López Obrador still has 16 months left in office, but his term of government is already the most violent in recent history, with over 156,000 homicides. Government data also shows that more than 40,000 people have disappeared in Mexico since the president was sworn in on Dec. 1, 2018.
The federal government says it is pursuing a so-called abrazos, no balazos (hugs, not bullets) security strategy in which addressing the root causes of crime through welfare programs is favored over confronting violent criminals with force.
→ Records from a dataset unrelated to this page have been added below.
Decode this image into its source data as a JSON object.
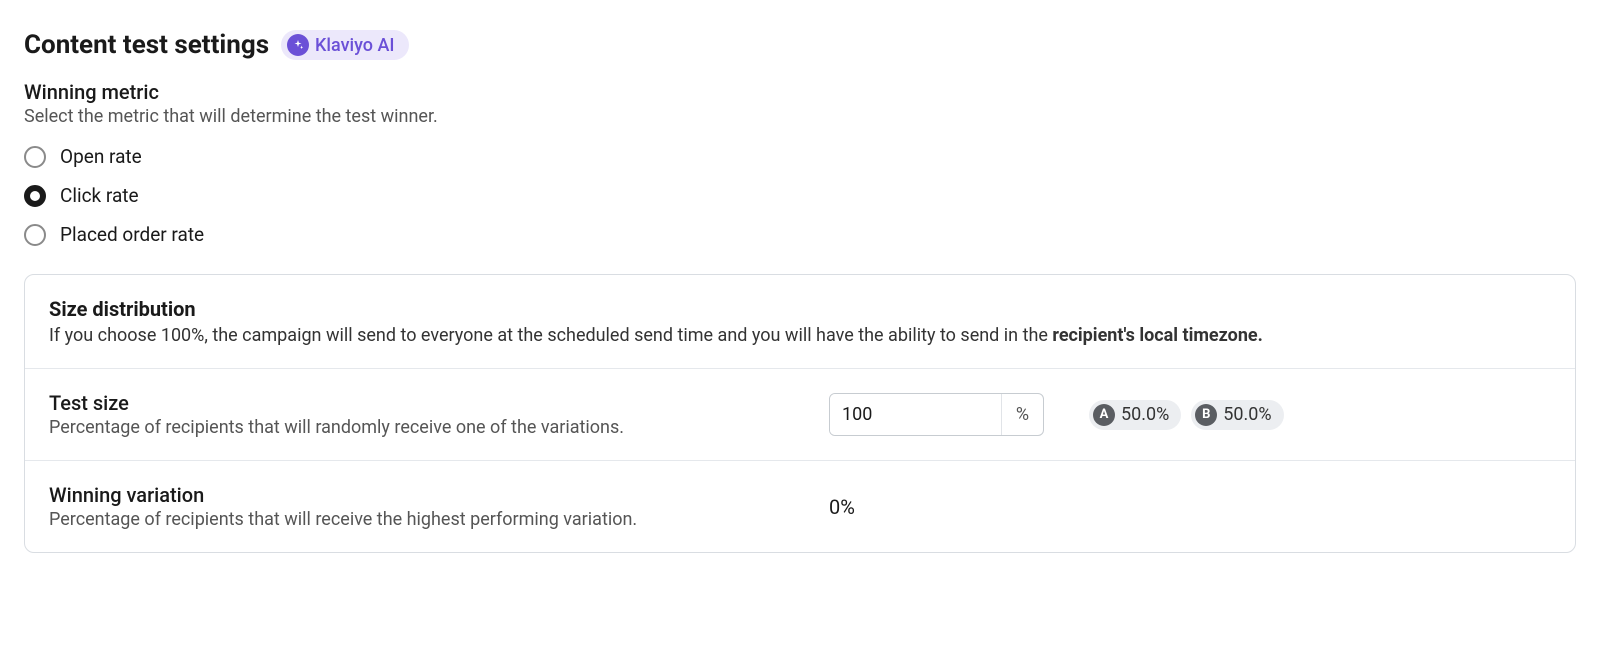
{
  "header": {
    "title": "Content test settings",
    "ai_badge": "Klaviyo AI"
  },
  "winning_metric": {
    "label": "Winning metric",
    "description": "Select the metric that will determine the test winner.",
    "options": [
      {
        "label": "Open rate",
        "selected": false
      },
      {
        "label": "Click rate",
        "selected": true
      },
      {
        "label": "Placed order rate",
        "selected": false
      }
    ]
  },
  "size_distribution": {
    "title": "Size distribution",
    "description_prefix": "If you choose 100%, the campaign will send to everyone at the scheduled send time and you will have the ability to send in the ",
    "description_bold": "recipient's local timezone."
  },
  "test_size": {
    "label": "Test size",
    "description": "Percentage of recipients that will randomly receive one of the variations.",
    "value": "100",
    "suffix": "%",
    "variants": [
      {
        "letter": "A",
        "percent": "50.0%"
      },
      {
        "letter": "B",
        "percent": "50.0%"
      }
    ]
  },
  "winning_variation": {
    "label": "Winning variation",
    "description": "Percentage of recipients that will receive the highest performing variation.",
    "value": "0%"
  }
}
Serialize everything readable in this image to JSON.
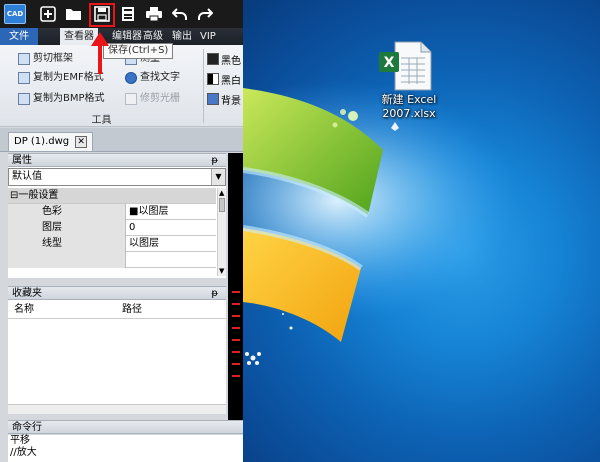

However, clashes between cartels and security forces have continued to occur, and even seemingly innocent people have been gunned down by the armed forces.
Before taking office, López Obrador pledged to gradually remove the military from the streets, but he has continued to rely on the army and navy for public security tasks, and has also assigned them a wide range of other nontraditional tasks, including infrastructure construction and the management of customs offices and ports.
His government also created a new, quasi-military security force, the National Guard, which currently has over 109,000 members deployed across the country.
But despite the government’s efforts to pacify the country, violence — as homicide statistics indicate — remains a significant problem. Acknowledging ongoing insecurity in many parts of the country, López Obrador has conceded that the government’s strategy of “attending to the causes” of crime will take time to bear fruit.
A cease in hostilities between cartels and the elimination of enforced disappearances, as Quiroa is proposing, would certainly help his cause.